Students at the HSS amphitheater enjoy the sudden change to warmer weather on March 4, 2022.

In recent years, the seasons have started to blend together in several areas because of rapidly changing weather conditions. As many may know from personal experience, East Tennessee has always had rapidly changing weather conditions — especially during spring and fall — but these changes have gradually become more intense as the years progress.

In the beginning of March, it was almost too cold to walk outside without a heavy coat, but only a few days later, hundreds of students were enjoying the warm spring sun on HSS Plaza. Now, snow is on the forecast for this weekend.

This is not just a mere coincidence, but a result of increasing rates of climate change, which researchers believe could eventually have an extremely detrimental effect on our environment, and it goes beyond just these weather shifts.

Kelsey Ellis, associate professor of geography who specializes in climatology and meteorology, explained these drastic changes in weather patterns and what could potentially be their cause.

“These are referred to as ‘weather whiplash events’ when the weather drastically changes over a short window. They are happening more frequently in some areas recently, and researchers believe it may be due to changes in cloud cover or wind speed,” Ellis said.

Sudden weather changes can be inconvenient in terms of preparation and dressing appropriately, but there are much larger issues at hand. These weather whiplash events, while seemingly harmless, have the potential to cause environmental disasters on a much broader scale.

Ellis explained how climate change can reach extremes and ultimately damage our environment.

“More ‘chaotic weather’ can be expected at a lot of locations. One theory is that the jet stream may change in a way that allows for more extremes, including heat waves and cold air outbreaks. This also affects our precipitation, which is becoming flashier, meaning you can expect more floods and more droughts,” Ellis said.

“If weather whiplash and other changes continue to occur, we can expect damage to our ecosystems that are sensitive to precise timing for food chains and other symbiotic relationships.”

Without changing our day to day lives and reducing our waste, pollution and fossil fuel contributions, climate change will likely continue to occur at an increasingly accelerated rate, which will ultimately impact our local environment and ecosystems.

Senior Sarah Lawson described her frustration with Tennessee weather trends and why she believes we should work together to prevent climate change.

“It is unbelievable to me that I was sitting outside with my friends sunbathing just last week, but now I have to wear my winter jacket because it is so cold outside. This is not natural, and we by no means should believe it to be natural. We have to cut down on our mass production and waste as a nation. This is very serious and I don’t understand why people are not taking action as soon as possible,” Lawson said.
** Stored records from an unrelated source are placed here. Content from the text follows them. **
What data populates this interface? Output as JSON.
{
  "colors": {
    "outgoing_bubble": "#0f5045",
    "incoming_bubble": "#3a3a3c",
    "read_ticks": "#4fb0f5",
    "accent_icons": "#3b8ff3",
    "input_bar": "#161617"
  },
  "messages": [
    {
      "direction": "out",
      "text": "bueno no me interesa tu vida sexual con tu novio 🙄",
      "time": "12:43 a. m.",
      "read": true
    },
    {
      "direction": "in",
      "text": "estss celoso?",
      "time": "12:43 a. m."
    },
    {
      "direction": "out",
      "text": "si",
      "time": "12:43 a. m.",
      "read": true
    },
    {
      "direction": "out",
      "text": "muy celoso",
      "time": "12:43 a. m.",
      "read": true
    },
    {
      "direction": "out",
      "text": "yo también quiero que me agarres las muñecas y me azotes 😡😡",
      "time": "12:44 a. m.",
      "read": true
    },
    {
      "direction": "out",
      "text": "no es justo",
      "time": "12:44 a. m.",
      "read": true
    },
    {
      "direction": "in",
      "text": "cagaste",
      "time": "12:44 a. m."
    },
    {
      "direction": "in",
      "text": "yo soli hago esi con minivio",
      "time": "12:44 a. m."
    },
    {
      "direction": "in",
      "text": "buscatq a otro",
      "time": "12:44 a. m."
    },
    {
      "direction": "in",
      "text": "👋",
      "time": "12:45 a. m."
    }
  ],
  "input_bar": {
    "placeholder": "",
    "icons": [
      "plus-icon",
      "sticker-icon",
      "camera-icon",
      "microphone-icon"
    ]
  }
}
Many students have had similar experiences to Lawson’s, and they are beginning to realize that this is an increasingly important issue within the state. Like Lawson, concerned students see these shifts happening at a much quicker rate due to human interactions with our environment, and they believe that if we continue to not take action, the circumstances could grow worse for us on a more individual level.

Ellis explained the impact that these changes in weather can have on students in terms of their overall health.

“Anomalously cold or warm weather can cause issues with mental or physical health, so these changes from one to the other can affect vulnerable individuals,” Ellis said.

With issues such as winter depression due to lack of vitamin D, drastic changes in weather can severely affect levels of anxiety within students because of a lack of consistency, even if students have welcomed the warmer weather.

For those who are interested in becoming involved in local climate change activism, organizations such as the Greater Knoxville Citizens’ Climate Lobby and Socially Equal Energy Efficient Development (SEEED Knox) are great starting points.